Mary Brett, Farmerette

As World War II raged in 1943, dozens of Shelburne High School students traded in their text books for farmer’s tools to support the war efforts, becoming ‘farmerettes’.

September 8, 2023 | | Back Story

As World War II raged in the spring of 1943, the halls of Shelburne High School suddenly became, if not quite silent, much quieter. Fifty of the school’s 122 students had packed away pencils and books and, answering the call to support the war effort, gone to work on farms.

Mary Brett, pictured in the foreground, was one of the 50. At 17, she joined the Ontario Farm Service, which included the “farmerette” (yes, really!) program for young women.

Courtesy the Museum of Dufferin

Living in camps supervised by the YWCA, farmerettes worked on farms during those wartime summers – for 25 cents an hour, less $4.50 a week for room and board.
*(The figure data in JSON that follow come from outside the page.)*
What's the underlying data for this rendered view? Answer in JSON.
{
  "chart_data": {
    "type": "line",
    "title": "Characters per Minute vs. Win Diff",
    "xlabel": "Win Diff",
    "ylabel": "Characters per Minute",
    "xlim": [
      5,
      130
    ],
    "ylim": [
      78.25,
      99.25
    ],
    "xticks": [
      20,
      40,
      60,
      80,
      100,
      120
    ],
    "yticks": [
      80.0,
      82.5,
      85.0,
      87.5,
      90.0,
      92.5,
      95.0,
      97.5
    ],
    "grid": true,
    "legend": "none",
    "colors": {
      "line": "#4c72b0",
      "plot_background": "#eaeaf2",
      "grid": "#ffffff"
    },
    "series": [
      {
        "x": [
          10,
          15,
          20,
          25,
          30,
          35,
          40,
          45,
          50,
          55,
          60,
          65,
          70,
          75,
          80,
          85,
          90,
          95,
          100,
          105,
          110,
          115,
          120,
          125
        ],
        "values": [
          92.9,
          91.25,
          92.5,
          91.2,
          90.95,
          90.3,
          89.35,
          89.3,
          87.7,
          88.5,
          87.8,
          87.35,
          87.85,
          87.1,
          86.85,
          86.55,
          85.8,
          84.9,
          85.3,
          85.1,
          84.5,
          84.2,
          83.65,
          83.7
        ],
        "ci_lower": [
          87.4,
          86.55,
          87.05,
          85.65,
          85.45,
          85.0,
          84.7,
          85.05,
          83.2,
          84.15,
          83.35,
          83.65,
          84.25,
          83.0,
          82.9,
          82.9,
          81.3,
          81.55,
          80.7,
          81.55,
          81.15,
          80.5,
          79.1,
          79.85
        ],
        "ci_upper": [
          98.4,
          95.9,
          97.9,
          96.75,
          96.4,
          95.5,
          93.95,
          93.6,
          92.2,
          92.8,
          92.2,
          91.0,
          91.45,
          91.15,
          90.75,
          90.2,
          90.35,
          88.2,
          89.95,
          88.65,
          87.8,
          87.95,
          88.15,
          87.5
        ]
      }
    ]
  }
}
Still, as a bonus, those in Grade 13 could be exempted from the dreaded senior matriculation exams.

And it wasn’t all work. Away from the strictures of home, friendships were formed, boyfriends were acquired, and loads of fun was had. By all accounts, many of the farmerettes counted those summers as their best ever.
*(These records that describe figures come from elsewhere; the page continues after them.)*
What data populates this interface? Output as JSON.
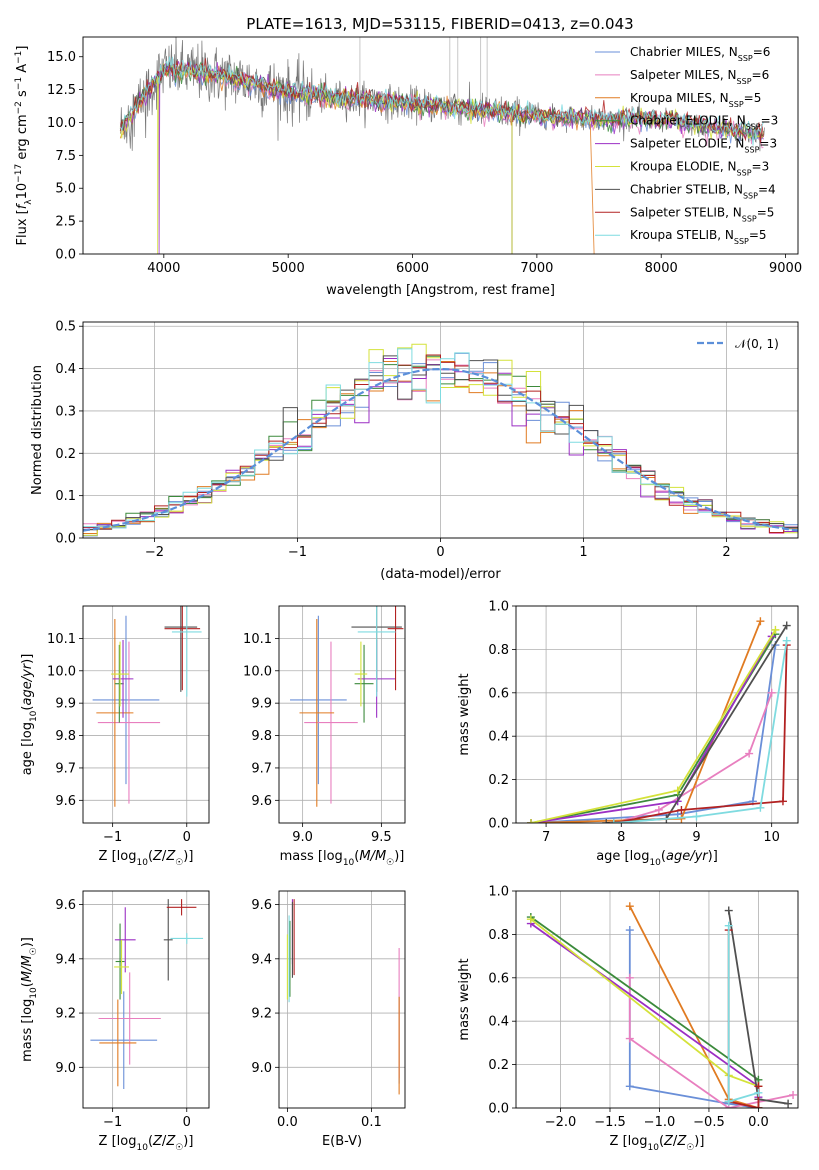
{
  "figure_title": "PLATE=1613, MJD=53115, FIBERID=0413, z=0.043",
  "models": [
    {
      "name": "Chabrier MILES",
      "nssp": "6",
      "color": "#6a8fd8"
    },
    {
      "name": "Salpeter MILES",
      "nssp": "6",
      "color": "#e87fbf"
    },
    {
      "name": "Kroupa MILES",
      "nssp": "5",
      "color": "#e07b22"
    },
    {
      "name": "Chabrier ELODIE",
      "nssp": "3",
      "color": "#3b8a3b"
    },
    {
      "name": "Salpeter ELODIE",
      "nssp": "3",
      "color": "#9b2fc4"
    },
    {
      "name": "Kroupa ELODIE",
      "nssp": "3",
      "color": "#d4e23a"
    },
    {
      "name": "Chabrier STELIB",
      "nssp": "4",
      "color": "#505050"
    },
    {
      "name": "Salpeter STELIB",
      "nssp": "5",
      "color": "#b22222"
    },
    {
      "name": "Kroupa STELIB",
      "nssp": "5",
      "color": "#7fdbe0"
    }
  ],
  "legend_suffix": {
    "prefix": "N",
    "sub": "SSP",
    "eq": "="
  },
  "chart_data": [
    {
      "type": "line",
      "id": "spectrum",
      "xlabel": "wavelength [Angstrom, rest frame]",
      "ylabel": "Flux [f_λ 10^-17 erg cm^-2 s^-1 A^-1]",
      "xlim": [
        3350,
        9100
      ],
      "ylim": [
        0,
        16.5
      ],
      "xticks": [
        "4000",
        "5000",
        "6000",
        "7000",
        "8000",
        "9000"
      ],
      "yticks": [
        "0.0",
        "2.5",
        "5.0",
        "7.5",
        "10.0",
        "12.5",
        "15.0"
      ],
      "data_anchor_wavelength": [
        3650,
        3800,
        4000,
        4300,
        4600,
        5000,
        5500,
        6000,
        6500,
        7000,
        7500,
        8000,
        8500,
        8800
      ],
      "data_anchor_flux": [
        9.5,
        11.5,
        14.0,
        13.8,
        13.3,
        12.3,
        11.8,
        11.4,
        11.0,
        10.5,
        10.3,
        10.2,
        9.5,
        9.0
      ],
      "legend_position": "top-right"
    },
    {
      "type": "step",
      "id": "residuals",
      "xlabel": "(data-model)/error",
      "ylabel": "Normed distribution",
      "xlim": [
        -2.5,
        2.5
      ],
      "ylim": [
        0,
        0.51
      ],
      "xticks": [
        "−2",
        "−1",
        "0",
        "1",
        "2"
      ],
      "yticks": [
        "0.0",
        "0.1",
        "0.2",
        "0.3",
        "0.4",
        "0.5"
      ],
      "gaussian_label": "𝒩(0, 1)",
      "gaussian_color": "#5b8fd9",
      "grid": true,
      "legend_position": "top-right"
    },
    {
      "type": "errorbar",
      "id": "z-vs-age",
      "xlabel": "Z [log10(Z/Z☉)]",
      "ylabel": "age [log10(age/yr)]",
      "xlim": [
        -1.4,
        0.3
      ],
      "ylim": [
        9.53,
        10.2
      ],
      "xticks": [
        "−1",
        "0"
      ],
      "yticks": [
        "9.6",
        "9.7",
        "9.8",
        "9.9",
        "10.0",
        "10.1"
      ],
      "points": [
        {
          "x": -0.82,
          "xerr": 0.45,
          "y": 9.91,
          "yerr": 0.26
        },
        {
          "x": -0.78,
          "xerr": 0.42,
          "y": 9.84,
          "yerr": 0.25
        },
        {
          "x": -0.97,
          "xerr": 0.25,
          "y": 9.87,
          "yerr": 0.29
        },
        {
          "x": -0.91,
          "xerr": 0.06,
          "y": 9.96,
          "yerr": 0.12
        },
        {
          "x": -0.86,
          "xerr": 0.14,
          "y": 9.975,
          "yerr": 0.12
        },
        {
          "x": -0.9,
          "xerr": 0.12,
          "y": 9.99,
          "yerr": 0.1
        },
        {
          "x": -0.08,
          "xerr": 0.22,
          "y": 10.135,
          "yerr": 0.2
        },
        {
          "x": -0.06,
          "xerr": 0.24,
          "y": 10.13,
          "yerr": 0.19
        },
        {
          "x": 0.0,
          "xerr": 0.2,
          "y": 10.12,
          "yerr": 0.2
        }
      ]
    },
    {
      "type": "errorbar",
      "id": "mass-vs-age",
      "xlabel": "mass [log10(M/M☉)]",
      "ylabel": "",
      "xlim": [
        8.85,
        9.65
      ],
      "ylim": [
        9.53,
        10.2
      ],
      "xticks": [
        "9.0",
        "9.5"
      ],
      "yticks": [
        "9.6",
        "9.7",
        "9.8",
        "9.9",
        "10.0",
        "10.1"
      ],
      "points": [
        {
          "x": 9.1,
          "xerr": 0.18,
          "y": 9.91,
          "yerr": 0.26
        },
        {
          "x": 9.18,
          "xerr": 0.17,
          "y": 9.84,
          "yerr": 0.25
        },
        {
          "x": 9.09,
          "xerr": 0.11,
          "y": 9.87,
          "yerr": 0.29
        },
        {
          "x": 9.39,
          "xerr": 0.06,
          "y": 9.96,
          "yerr": 0.12
        },
        {
          "x": 9.47,
          "xerr": 0.12,
          "y": 9.975,
          "yerr": 0.12
        },
        {
          "x": 9.37,
          "xerr": 0.04,
          "y": 9.99,
          "yerr": 0.1
        },
        {
          "x": 9.47,
          "xerr": 0.16,
          "y": 10.135,
          "yerr": 0.2
        },
        {
          "x": 9.59,
          "xerr": 0.05,
          "y": 10.13,
          "yerr": 0.19
        },
        {
          "x": 9.47,
          "xerr": 0.12,
          "y": 10.12,
          "yerr": 0.2
        }
      ]
    },
    {
      "type": "line",
      "id": "age-vs-weight",
      "xlabel": "age [log10(age/yr)]",
      "ylabel": "mass weight",
      "xlim": [
        6.6,
        10.35
      ],
      "ylim": [
        0,
        1.0
      ],
      "xticks": [
        "7",
        "8",
        "9",
        "10"
      ],
      "yticks": [
        "0.0",
        "0.2",
        "0.4",
        "0.6",
        "0.8",
        "1.0"
      ],
      "grid": true,
      "series": [
        {
          "x": [
            6.8,
            8.75,
            9.75,
            10.05
          ],
          "y": [
            0.0,
            0.04,
            0.1,
            0.82
          ]
        },
        {
          "x": [
            7.9,
            8.5,
            9.7,
            10.0
          ],
          "y": [
            0.0,
            0.06,
            0.32,
            0.6
          ]
        },
        {
          "x": [
            6.8,
            8.8,
            9.85
          ],
          "y": [
            0.0,
            0.02,
            0.93
          ]
        },
        {
          "x": [
            6.8,
            8.75,
            10.05
          ],
          "y": [
            0.0,
            0.13,
            0.87
          ]
        },
        {
          "x": [
            6.8,
            8.75,
            10.0
          ],
          "y": [
            0.0,
            0.1,
            0.86
          ]
        },
        {
          "x": [
            6.8,
            8.75,
            10.05
          ],
          "y": [
            0.0,
            0.15,
            0.89
          ]
        },
        {
          "x": [
            7.8,
            8.6,
            10.2
          ],
          "y": [
            0.0,
            0.02,
            0.91
          ]
        },
        {
          "x": [
            7.9,
            8.8,
            10.15,
            10.2
          ],
          "y": [
            0.0,
            0.06,
            0.1,
            0.82
          ]
        },
        {
          "x": [
            7.9,
            9.0,
            9.85,
            10.2
          ],
          "y": [
            0.0,
            0.03,
            0.07,
            0.84
          ]
        }
      ]
    },
    {
      "type": "errorbar",
      "id": "z-vs-mass",
      "xlabel": "Z [log10(Z/Z☉)]",
      "ylabel": "mass [log10(M/M☉)]",
      "xlim": [
        -1.4,
        0.3
      ],
      "ylim": [
        8.85,
        9.65
      ],
      "xticks": [
        "−1",
        "0"
      ],
      "yticks": [
        "9.0",
        "9.2",
        "9.4",
        "9.6"
      ],
      "points": [
        {
          "x": -0.85,
          "xerr": 0.45,
          "y": 9.1,
          "yerr": 0.18
        },
        {
          "x": -0.77,
          "xerr": 0.42,
          "y": 9.18,
          "yerr": 0.17
        },
        {
          "x": -0.93,
          "xerr": 0.25,
          "y": 9.09,
          "yerr": 0.16
        },
        {
          "x": -0.9,
          "xerr": 0.06,
          "y": 9.39,
          "yerr": 0.14
        },
        {
          "x": -0.83,
          "xerr": 0.14,
          "y": 9.47,
          "yerr": 0.12
        },
        {
          "x": -0.88,
          "xerr": 0.1,
          "y": 9.37,
          "yerr": 0.1
        },
        {
          "x": -0.25,
          "xerr": 0.06,
          "y": 9.47,
          "yerr": 0.15
        },
        {
          "x": -0.07,
          "xerr": 0.2,
          "y": 9.59,
          "yerr": 0.03
        },
        {
          "x": 0.0,
          "xerr": 0.22,
          "y": 9.475,
          "yerr": 0.02
        }
      ]
    },
    {
      "type": "errorbar",
      "id": "ebv-vs-mass",
      "xlabel": "E(B-V)",
      "ylabel": "",
      "xlim": [
        -0.01,
        0.14
      ],
      "ylim": [
        8.85,
        9.65
      ],
      "xticks": [
        "0.0",
        "0.1"
      ],
      "yticks": [
        "9.0",
        "9.2",
        "9.4",
        "9.6"
      ],
      "points": [
        {
          "x": 0.133,
          "xerr": 0.0,
          "y": 9.1,
          "yerr": 0.16
        },
        {
          "x": 0.133,
          "xerr": 0.0,
          "y": 9.2,
          "yerr": 0.24
        },
        {
          "x": 0.133,
          "xerr": 0.0,
          "y": 9.08,
          "yerr": 0.18
        },
        {
          "x": 0.003,
          "xerr": 0.0,
          "y": 9.4,
          "yerr": 0.14
        },
        {
          "x": 0.006,
          "xerr": 0.0,
          "y": 9.5,
          "yerr": 0.12
        },
        {
          "x": 0.0,
          "xerr": 0.0,
          "y": 9.37,
          "yerr": 0.12
        },
        {
          "x": 0.006,
          "xerr": 0.0,
          "y": 9.47,
          "yerr": 0.14
        },
        {
          "x": 0.008,
          "xerr": 0.0,
          "y": 9.48,
          "yerr": 0.14
        },
        {
          "x": 0.002,
          "xerr": 0.0,
          "y": 9.4,
          "yerr": 0.16
        }
      ]
    },
    {
      "type": "line",
      "id": "z-vs-weight",
      "xlabel": "Z [log10(Z/Z☉)]",
      "ylabel": "mass weight",
      "xlim": [
        -2.45,
        0.4
      ],
      "ylim": [
        0,
        1.0
      ],
      "xticks": [
        "−2.0",
        "−1.5",
        "−1.0",
        "−0.5",
        "0.0",
        "0.5"
      ],
      "yticks": [
        "0.0",
        "0.2",
        "0.4",
        "0.6",
        "0.8",
        "1.0"
      ],
      "grid": true,
      "series": [
        {
          "x": [
            -1.3,
            -1.3,
            -0.3,
            0.0
          ],
          "y": [
            0.82,
            0.1,
            0.02,
            0.0
          ]
        },
        {
          "x": [
            -1.3,
            -1.3,
            -0.3,
            0.35
          ],
          "y": [
            0.6,
            0.32,
            0.0,
            0.06
          ]
        },
        {
          "x": [
            -1.3,
            -0.3,
            0.0
          ],
          "y": [
            0.93,
            0.04,
            0.0
          ]
        },
        {
          "x": [
            -2.3,
            0.0,
            0.0
          ],
          "y": [
            0.88,
            0.13,
            0.0
          ]
        },
        {
          "x": [
            -2.3,
            0.0,
            0.0
          ],
          "y": [
            0.85,
            0.1,
            0.05
          ]
        },
        {
          "x": [
            -2.3,
            -0.3,
            0.0
          ],
          "y": [
            0.87,
            0.15,
            0.1
          ]
        },
        {
          "x": [
            -0.3,
            0.0,
            0.3
          ],
          "y": [
            0.91,
            0.04,
            0.02
          ]
        },
        {
          "x": [
            -0.3,
            -0.3,
            0.0,
            0.0
          ],
          "y": [
            0.82,
            0.03,
            0.0,
            0.1
          ]
        },
        {
          "x": [
            -0.3,
            -0.3,
            0.0
          ],
          "y": [
            0.84,
            0.03,
            0.07
          ]
        }
      ]
    }
  ]
}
But for Mary, with two older brothers in active service, worry must have cast an unwelcome shadow. And in 1944, that worry proved well-founded. Her brother Robert was lost – along with all hands – when his ship, HMCS Shawinigan, was torpedoed by a German submarine.

Perhaps inspired by the memory of her brother, Mary herself went on to a career as a nurse in the Canadian navy.